# 模型加密保护

[![查看源文件](https://mindspore-website.obs.cn-north-4.myhuaweicloud.com/website-images/master/resource/_static/logo_source.png)](https://gitee.com/mindspore/docs/blob/master/docs/notebook/model_encrypt_protection.ipynb)

## 概述

MindSpore框架提供通过加密对模型文件进行保护的功能，使用对称加密算法对参数文件或推理模型进行加密，使用时直接加载密文模型完成推理或增量训练。
目前加密方案支持在Linux平台下对CheckPoint参数文件的保护。

以下通过图片分类应用示例来介绍保存CheckPoint格式文件和导出MindIR、AIR和ONNX格式文件的方法。
> 本文档适用于Linux平台下CPU、GPU和Ascend AI处理器环境。

说明：<br/>在保存和转换模型前，我们需要完整进行图片分类训练，包含数据准备、定义网络、定义损失函数及优化器和训练网络，详细信息可以参考：https://gitee.com/mindspore/docs/blob/master/tutorials/source_zh_cn/beginner/quick_start.ipynb

整体流程如下：

1. 数据准备

2. 构造神经网络

3. 搭建训练网络、定义损失函数及优化器

4. 加密导出CheckPoint格式文件

5. 加载密文CheckPoint格式文件

## 数据准备

### 下载MNIST数据集

以下示例代码将数据集下载并解压到指定位置。

In [None]:
import os
import requests

requests.packages.urllib3.disable_warnings()

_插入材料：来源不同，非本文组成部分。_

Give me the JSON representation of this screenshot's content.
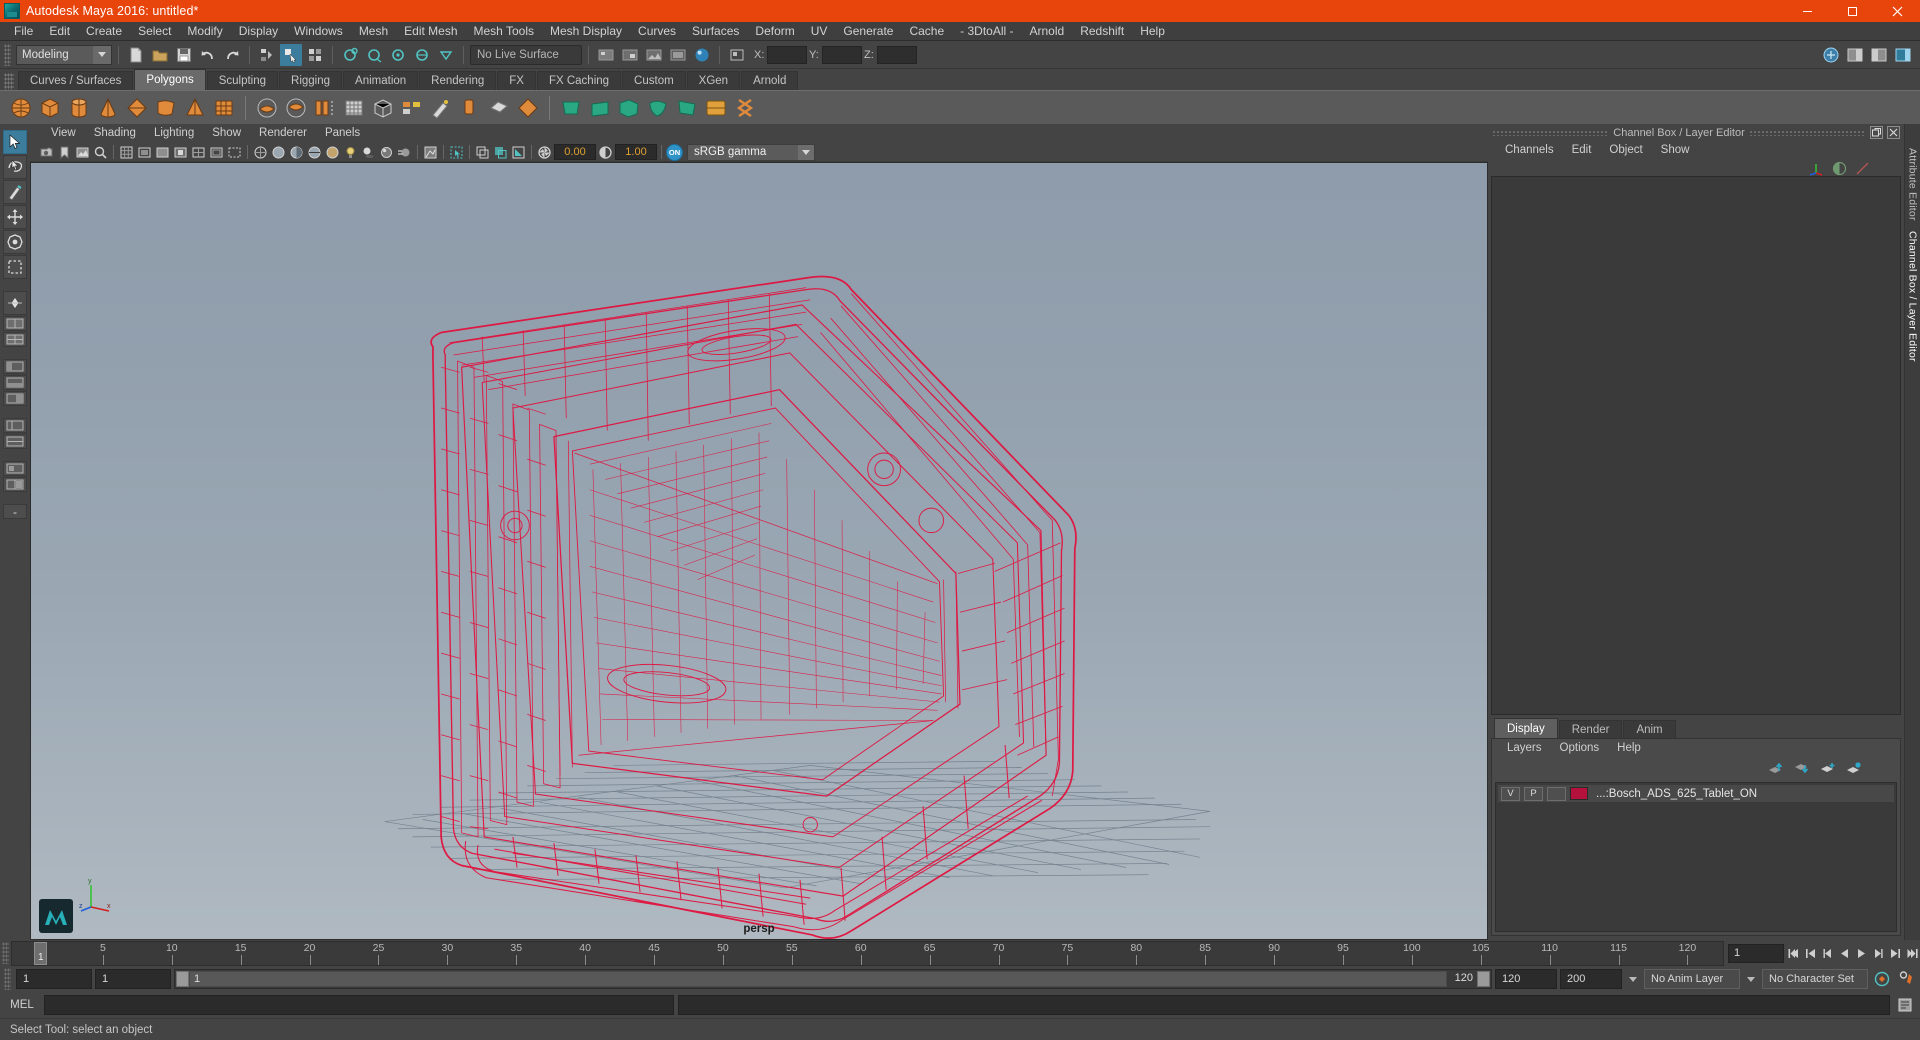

def download_dataset(dataset_url, path):
    filename = dataset_url.split("/")[-1]
    save_path = os.path.join(path, filename)
    if os.path.exists(save_path):
        return
    if not os.path.exists(path):
        os.makedirs(path)
    res = requests.get(dataset_url, stream=True, verify=False)
    with open(save_path, "wb") as f:
        for chunk in res.iter_content(chunk_size=512):
            if chunk:
                f.write(chunk)
    print("The {} file is downloaded and saved in the path {} after processing".format(os.path.basename(dataset_url), path))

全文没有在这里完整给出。